With the 11th pick in the first round pick, the M’s selected Philipee Aumont, an 18-year-old 6’7 RHP from Quebec. Here’s a video of Aumont from the MLB Scouting Bureau, and there’s a brief scouting report on him from the MLB.com draft tracker page.
He throws a 90-94 MPH fastball that has popped 96 at times, but unlike most prep pitchers, he already has a feel for the two-seam fastball and throws it with heavy sink. Pitching from a downward plane and pounding the bottom half of the strike zone, he’s got all the makings of being an extreme groundball pitcher, and you know how I love groundball pitchers. He also throws a slider and has toyed with a change-up, but both pitches are very raw and he doesn’t command either one particularly well. However, the slider has flashed good movement at times and has the potential to become an out-pitch with more work.
Aumont is extremely inexperienced, as he didn’t have a high school team to pitch for in Quebec. He traveled to showcases in the U.S. to pitch in front of scouts, and the M’s made sure to put a pair of eyes on him everytime they could. They saw Aumont more than any other team, logging tens of thousands of miles to watch him pitch at different events. In the end, they all fell in love. He was rated as the top prep pitching prospect on their board, even ahead of consensus #1 arm Rick Porcello. The team believes he has more upside than any pitcher in the draft due to his projectable frame and feel for the sinker at such a young age.

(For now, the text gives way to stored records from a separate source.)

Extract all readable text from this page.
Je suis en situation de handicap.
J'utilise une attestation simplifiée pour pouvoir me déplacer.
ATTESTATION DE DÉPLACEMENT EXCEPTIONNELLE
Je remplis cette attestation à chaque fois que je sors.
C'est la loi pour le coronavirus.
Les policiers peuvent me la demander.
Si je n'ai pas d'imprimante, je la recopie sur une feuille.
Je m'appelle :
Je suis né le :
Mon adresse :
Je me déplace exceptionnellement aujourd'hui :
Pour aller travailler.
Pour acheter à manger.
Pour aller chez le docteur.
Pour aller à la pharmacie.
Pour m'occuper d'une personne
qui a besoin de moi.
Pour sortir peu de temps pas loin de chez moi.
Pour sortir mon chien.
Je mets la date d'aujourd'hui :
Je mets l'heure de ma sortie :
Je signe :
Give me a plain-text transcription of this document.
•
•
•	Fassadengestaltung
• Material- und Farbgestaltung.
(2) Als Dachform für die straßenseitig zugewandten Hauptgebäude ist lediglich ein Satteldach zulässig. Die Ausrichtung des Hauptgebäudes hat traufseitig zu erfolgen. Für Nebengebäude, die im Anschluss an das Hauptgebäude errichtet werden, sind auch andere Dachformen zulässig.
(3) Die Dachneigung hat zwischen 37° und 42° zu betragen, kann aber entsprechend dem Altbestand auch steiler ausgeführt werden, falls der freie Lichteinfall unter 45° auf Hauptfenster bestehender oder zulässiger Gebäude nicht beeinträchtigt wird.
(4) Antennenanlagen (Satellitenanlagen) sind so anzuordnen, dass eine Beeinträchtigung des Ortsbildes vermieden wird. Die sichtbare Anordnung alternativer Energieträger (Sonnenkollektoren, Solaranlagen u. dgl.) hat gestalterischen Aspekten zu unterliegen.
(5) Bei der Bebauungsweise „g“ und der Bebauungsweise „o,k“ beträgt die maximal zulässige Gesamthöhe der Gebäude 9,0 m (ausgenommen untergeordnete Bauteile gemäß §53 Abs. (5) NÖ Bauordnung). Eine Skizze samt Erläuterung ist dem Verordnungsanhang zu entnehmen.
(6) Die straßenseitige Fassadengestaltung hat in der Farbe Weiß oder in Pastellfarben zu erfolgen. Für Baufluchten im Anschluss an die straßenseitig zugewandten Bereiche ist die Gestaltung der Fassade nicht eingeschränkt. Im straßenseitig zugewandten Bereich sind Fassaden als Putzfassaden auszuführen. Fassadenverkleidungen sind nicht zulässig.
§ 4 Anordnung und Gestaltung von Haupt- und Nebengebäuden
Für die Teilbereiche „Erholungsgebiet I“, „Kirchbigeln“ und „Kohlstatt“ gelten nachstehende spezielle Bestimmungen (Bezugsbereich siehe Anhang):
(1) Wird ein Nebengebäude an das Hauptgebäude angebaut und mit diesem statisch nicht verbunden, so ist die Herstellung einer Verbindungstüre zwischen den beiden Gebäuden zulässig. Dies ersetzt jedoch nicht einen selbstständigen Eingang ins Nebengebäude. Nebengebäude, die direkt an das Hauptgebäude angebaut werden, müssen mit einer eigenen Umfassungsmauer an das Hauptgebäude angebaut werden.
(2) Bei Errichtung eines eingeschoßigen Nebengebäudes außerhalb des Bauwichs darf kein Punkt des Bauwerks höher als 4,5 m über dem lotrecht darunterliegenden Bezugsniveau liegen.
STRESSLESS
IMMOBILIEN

The popular comparison in recent weeks has been Kevin Brown, though that’s obviously a best case scenario, and putting those kind of expectations on any 18-year-old kid is unfair. However, as a perfect world comparison, it has some merit. That’s the kind of pitcher the M’s would love to see Aumont develop into. By request, here’s three potential career paths for Aumont (ignoring the injury and flameout possibility, which is there for every pitcher), based on his skillset and the careers of similar types of pitchers in the past:
Low End Upside: Aaron Cook, Jason Marquis
Middle Upside: Derek Lowe, Brad Penny
High Upside: Kevin Brown, Chris Carpenter
If you can’t tell, I love this pick. This is the guy I wanted all along, so if my opinion is worth anything (and that’s obviously up to you), then there’s reason for optimism. It was a stretch that he’d fall to #11, but when he did, the M’s had to abandon their pick-for-now philosophy and take the best arm on the board, and that was clearly Philippe Aumont. Welcome to Seattle, kid. We’re glad to have you.